Brachygnathosuchus Temporal range: ?Pliocene

Scientific classification
- Domain: Eukaryota
- Kingdom: Animalia
- Phylum: Chordata
- Class: Reptilia
- Clade: Archosauria
- Clade: Pseudosuchia
- Clade: Crocodylomorpha
- Clade: Crocodyliformes
- Order: Crocodilia
- Genus: †Brachygnathosuchus Mook, 1921
- Type species: B. braziliensis Mook, 1921

= Brachygnathosuchus =

Extinct genus of reptiles

Brachygnathosuchus is an extinct genus of crocodilian. Fossils have been found from the Upper Purus River in western Brazil. As there were no lithified strata for the original specimen to be correlated with (it was found in the silt of the riverbed), the fossils cannot be dated with any certainty. However, partial remains of different organisms found in the vicinity of the specimen, such as a possible Megamys tooth and a humerus of a megalonychine ground sloth, suggest that they were of Pliocene age. The name Brachygnathosuchus (Greek for "short jawed crocodile") refers to its characteristically broad, stout mandible, unusual among crocodilians.
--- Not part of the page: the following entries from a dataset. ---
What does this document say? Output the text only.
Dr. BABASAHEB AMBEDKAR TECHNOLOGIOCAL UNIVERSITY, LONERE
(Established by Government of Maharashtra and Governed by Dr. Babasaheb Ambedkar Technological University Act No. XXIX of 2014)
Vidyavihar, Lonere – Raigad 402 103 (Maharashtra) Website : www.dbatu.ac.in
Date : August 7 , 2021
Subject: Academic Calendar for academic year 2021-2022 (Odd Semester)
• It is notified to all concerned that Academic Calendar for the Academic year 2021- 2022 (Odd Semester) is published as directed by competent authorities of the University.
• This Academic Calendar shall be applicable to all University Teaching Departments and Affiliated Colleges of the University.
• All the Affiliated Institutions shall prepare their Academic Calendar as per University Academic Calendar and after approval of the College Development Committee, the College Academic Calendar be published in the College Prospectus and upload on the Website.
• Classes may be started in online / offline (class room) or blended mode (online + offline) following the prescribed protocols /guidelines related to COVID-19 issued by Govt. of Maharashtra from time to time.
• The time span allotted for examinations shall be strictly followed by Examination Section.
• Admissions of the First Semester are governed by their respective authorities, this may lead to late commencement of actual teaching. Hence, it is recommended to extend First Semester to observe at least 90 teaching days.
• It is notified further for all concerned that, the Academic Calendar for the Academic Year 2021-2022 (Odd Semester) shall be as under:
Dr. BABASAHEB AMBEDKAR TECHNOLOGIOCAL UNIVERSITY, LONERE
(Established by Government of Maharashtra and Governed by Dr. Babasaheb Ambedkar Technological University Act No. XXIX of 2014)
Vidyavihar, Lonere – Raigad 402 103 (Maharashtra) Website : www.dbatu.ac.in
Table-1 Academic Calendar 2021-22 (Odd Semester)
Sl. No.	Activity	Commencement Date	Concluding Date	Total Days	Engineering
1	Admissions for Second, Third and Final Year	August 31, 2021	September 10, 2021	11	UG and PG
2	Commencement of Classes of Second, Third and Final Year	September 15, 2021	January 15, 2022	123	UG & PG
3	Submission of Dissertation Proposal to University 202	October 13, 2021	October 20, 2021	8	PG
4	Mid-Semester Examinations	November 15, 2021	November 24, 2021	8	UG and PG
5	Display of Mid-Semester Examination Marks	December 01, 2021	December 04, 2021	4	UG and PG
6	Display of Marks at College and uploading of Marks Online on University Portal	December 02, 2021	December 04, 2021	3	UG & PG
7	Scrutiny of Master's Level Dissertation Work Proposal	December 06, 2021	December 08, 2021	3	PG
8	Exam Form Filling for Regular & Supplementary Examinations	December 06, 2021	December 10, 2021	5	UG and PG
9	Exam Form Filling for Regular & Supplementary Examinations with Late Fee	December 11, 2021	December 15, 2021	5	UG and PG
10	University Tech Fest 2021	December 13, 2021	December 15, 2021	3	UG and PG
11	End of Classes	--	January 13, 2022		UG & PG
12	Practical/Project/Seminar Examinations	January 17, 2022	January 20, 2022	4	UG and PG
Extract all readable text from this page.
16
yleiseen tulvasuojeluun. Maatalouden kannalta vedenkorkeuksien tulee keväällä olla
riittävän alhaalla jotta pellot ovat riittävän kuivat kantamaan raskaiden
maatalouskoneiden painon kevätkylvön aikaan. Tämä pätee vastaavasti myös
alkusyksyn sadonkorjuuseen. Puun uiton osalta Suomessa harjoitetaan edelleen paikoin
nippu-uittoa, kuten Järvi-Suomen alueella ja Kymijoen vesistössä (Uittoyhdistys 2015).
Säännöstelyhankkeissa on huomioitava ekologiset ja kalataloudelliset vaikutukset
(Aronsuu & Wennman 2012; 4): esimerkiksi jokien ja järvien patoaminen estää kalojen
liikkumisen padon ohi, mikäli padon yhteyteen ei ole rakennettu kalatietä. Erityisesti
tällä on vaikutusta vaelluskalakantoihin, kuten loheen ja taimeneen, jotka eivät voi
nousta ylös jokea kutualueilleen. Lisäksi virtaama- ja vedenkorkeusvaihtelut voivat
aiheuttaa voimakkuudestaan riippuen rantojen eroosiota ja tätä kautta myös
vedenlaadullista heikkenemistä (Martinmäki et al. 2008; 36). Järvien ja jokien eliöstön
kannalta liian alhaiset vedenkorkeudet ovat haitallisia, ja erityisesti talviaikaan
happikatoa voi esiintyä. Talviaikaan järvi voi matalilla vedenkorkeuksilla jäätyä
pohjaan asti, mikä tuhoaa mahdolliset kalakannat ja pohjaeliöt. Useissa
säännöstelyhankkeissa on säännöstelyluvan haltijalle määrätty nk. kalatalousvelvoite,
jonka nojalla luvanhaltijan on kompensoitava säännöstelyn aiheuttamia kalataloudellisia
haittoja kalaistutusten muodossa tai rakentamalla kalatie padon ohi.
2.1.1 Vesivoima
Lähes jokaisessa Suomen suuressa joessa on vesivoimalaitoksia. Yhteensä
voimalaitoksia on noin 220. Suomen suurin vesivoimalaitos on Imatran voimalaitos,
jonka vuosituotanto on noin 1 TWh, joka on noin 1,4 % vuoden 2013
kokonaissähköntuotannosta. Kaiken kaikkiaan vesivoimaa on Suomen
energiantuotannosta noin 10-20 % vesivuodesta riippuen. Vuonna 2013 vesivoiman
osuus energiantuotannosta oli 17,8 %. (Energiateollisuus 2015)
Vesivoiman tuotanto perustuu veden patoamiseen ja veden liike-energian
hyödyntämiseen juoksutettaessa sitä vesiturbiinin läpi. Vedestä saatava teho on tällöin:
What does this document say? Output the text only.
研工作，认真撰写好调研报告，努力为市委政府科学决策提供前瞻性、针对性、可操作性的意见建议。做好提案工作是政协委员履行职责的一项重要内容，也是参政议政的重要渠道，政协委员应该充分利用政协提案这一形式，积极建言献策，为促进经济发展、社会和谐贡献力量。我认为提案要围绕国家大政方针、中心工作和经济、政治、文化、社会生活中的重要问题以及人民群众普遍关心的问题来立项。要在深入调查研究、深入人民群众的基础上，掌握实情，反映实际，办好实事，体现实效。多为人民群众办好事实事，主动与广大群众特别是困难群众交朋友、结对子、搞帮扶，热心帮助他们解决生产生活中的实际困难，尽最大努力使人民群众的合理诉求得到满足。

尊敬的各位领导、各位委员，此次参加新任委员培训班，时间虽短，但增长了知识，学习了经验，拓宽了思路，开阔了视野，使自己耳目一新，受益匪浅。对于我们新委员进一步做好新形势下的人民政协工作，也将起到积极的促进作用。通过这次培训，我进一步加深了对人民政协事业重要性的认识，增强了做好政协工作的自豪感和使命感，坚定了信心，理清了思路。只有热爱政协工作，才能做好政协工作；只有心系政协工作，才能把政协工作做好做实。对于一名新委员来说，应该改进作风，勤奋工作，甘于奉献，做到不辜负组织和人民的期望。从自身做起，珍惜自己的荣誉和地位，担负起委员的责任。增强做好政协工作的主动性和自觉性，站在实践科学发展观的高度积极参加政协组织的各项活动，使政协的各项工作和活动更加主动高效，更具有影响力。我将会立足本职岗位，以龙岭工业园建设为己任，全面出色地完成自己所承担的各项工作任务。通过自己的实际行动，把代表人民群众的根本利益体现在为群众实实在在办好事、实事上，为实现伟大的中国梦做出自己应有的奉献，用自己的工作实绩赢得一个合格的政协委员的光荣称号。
The holotype specimen was referred to Crocodilia on the basis of a partial right ramus of the lower jaw consisting of a portion of a very large dentary bone. The bone differs from those of other related fossil and modern crocodilians and was originally said to resemble that of a dinosaur. An eroded osteoderm also associated with the specimen provides further evidence for its classification as a crocodilian.